Why We Built TensorFeed.ai
I used to start every morning the same way. Open a dozen tabs. Hacker News, the OpenAI blog, Anthropic's changelog, Google DeepMind research, a couple Discord servers, maybe a subreddit or two. Scroll through everything. Close most of it. Repeat the next day. It was a ritual, and honestly, it was exhausting.
That frustration is what eventually became TensorFeed. Not because I had some grand startup thesis or a slide deck with a TAM calculation. Because I was tired of doing the same scavenger hunt every single morning and still feeling like I was missing things.
The AI News Problem
If you work in AI or build on top of AI APIs, you already know this pain. The information is out there, but it's scattered across a dozen platforms, each with its own format and its own incentives. Twitter rewards hot takes over substance. Reddit buries important announcements under memes. Official company blogs publish on their own schedule with their own spin. Research papers land on arXiv with zero context for practitioners who just want to know if a new technique actually matters.
And the volume keeps growing. In January 2025, there were maybe two or three notable model releases per month. By early 2026, we're seeing multiple releases per week. Pricing changes, API deprecations, new frameworks, new standards. The firehose is real.
I talked to other developers about this. The frustration was universal. Everyone had their own cobbled system of bookmarks and RSS readers and notification channels. Nobody was happy with it. Every person I talked to said some version of the same thing: "I just want one place that has everything."
So I Built That Place
TensorFeed started as a personal project. A Next.js app pulling RSS feeds from the major AI company blogs and tech outlets, dumping them into a single timeline. Nothing fancy. Just the headlines I cared about, in one place, updated automatically.
But it grew fast. I added source filtering so you could drill into just Anthropic news, or just open-source releases. I added the status dashboard because I was constantly checking whether Claude or GPT was down during development. I added model tracking because keeping up with which version of which model supported which context window was becoming its own full-time job.
Each feature started the same way: I needed it for myself, so I built it. The cost calculator came from a spreadsheet I was maintaining to compare API pricing across providers. The outage alerts came from the third time I lost twenty minutes debugging my code before realizing the API itself was down.
Building for Agents (Not Just Humans)
Here's the part that makes TensorFeed genuinely different from other aggregators.
From the very beginning, I designed it to serve two audiences: human readers and AI agents. That might sound like marketing fluff, but it's an actual architectural decision that shaped every part of the platform. Every piece of content on TensorFeed has structured metadata. Category tags, source attribution, timestamps, entity references. The kind of stuff that's invisible to most human readers but critical for an agent that needs to filter, sort, and analyze AI news programmatically.
We publish an llms.txt file that tells AI agents exactly what TensorFeed offers and how to interact with it. Think of it like robots.txt for the agent era. We serve structured JSON endpoints through our developer API. We provide RSS and JSON feeds that any agent or tool can consume without authentication or rate-limit friction.
The reason is simple: I believe the next generation of information tools will be used as much by AI agents acting on behalf of humans as by humans directly.

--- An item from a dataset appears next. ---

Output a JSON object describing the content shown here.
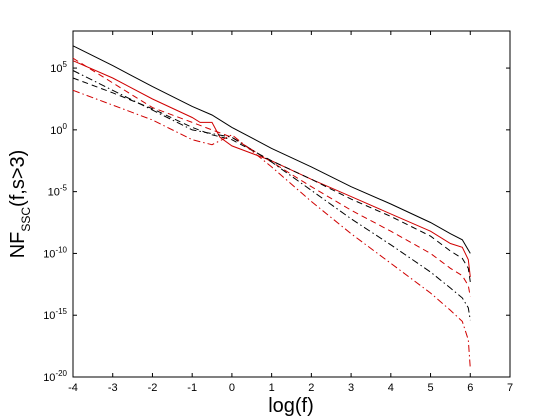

An agent working for a developer should be able to ask "What changed in the AI API landscape this week?" and get a clean, structured answer from TensorFeed. That's the future I'm building for.
The TerminalFeed Connection
TensorFeed isn't a standalone project. It's part of a family of sites I'm building under Pizza Robot Studios. TerminalFeed.io is the sister site, focused on real-time data feeds and dashboards. Same philosophy: aggregate the signal, cut the noise, serve both humans and machines.
The tech stack and design patterns flow between both projects. An improvement to one benefits the other. The Cloudflare Workers backend, the KV caching architecture, the feed aggregation pipeline. All of it is shared DNA.
What Makes This Different
There are other AI news aggregators out there. I won't pretend there aren't. But most of them are doing one of two things: either they're glorified RSS readers with no curation, or they're editorial outlets that publish a handful of articles per day and miss everything else.
TensorFeed sits in the middle. We aggregate from 15+ sources with automatic updates every 10 minutes. We add structured data, categorization, and status monitoring on top. We publish original editorial analysis (like this article). And we make all of it available through machine-readable endpoints for the growing ecosystem of AI agents.
No paywalls. No login walls. No CAPTCHAs blocking legitimate automated access. The AI ecosystem is open by nature, and the tools that serve it should be too.
Where This Goes
I'm building TensorFeed in public, and the roadmap is shaped by what the community tells me they need. The agents directory, the incident database, the benchmark tracker. All of those features started as requests from people using the site.
If you have ideas for what TensorFeed should become, I genuinely want to hear them. Drop a note at [email protected] or find us on X at @tensorfeed.
Thanks for being here early. The AI space is moving fast, and I intend to keep up. Let's see where this goes.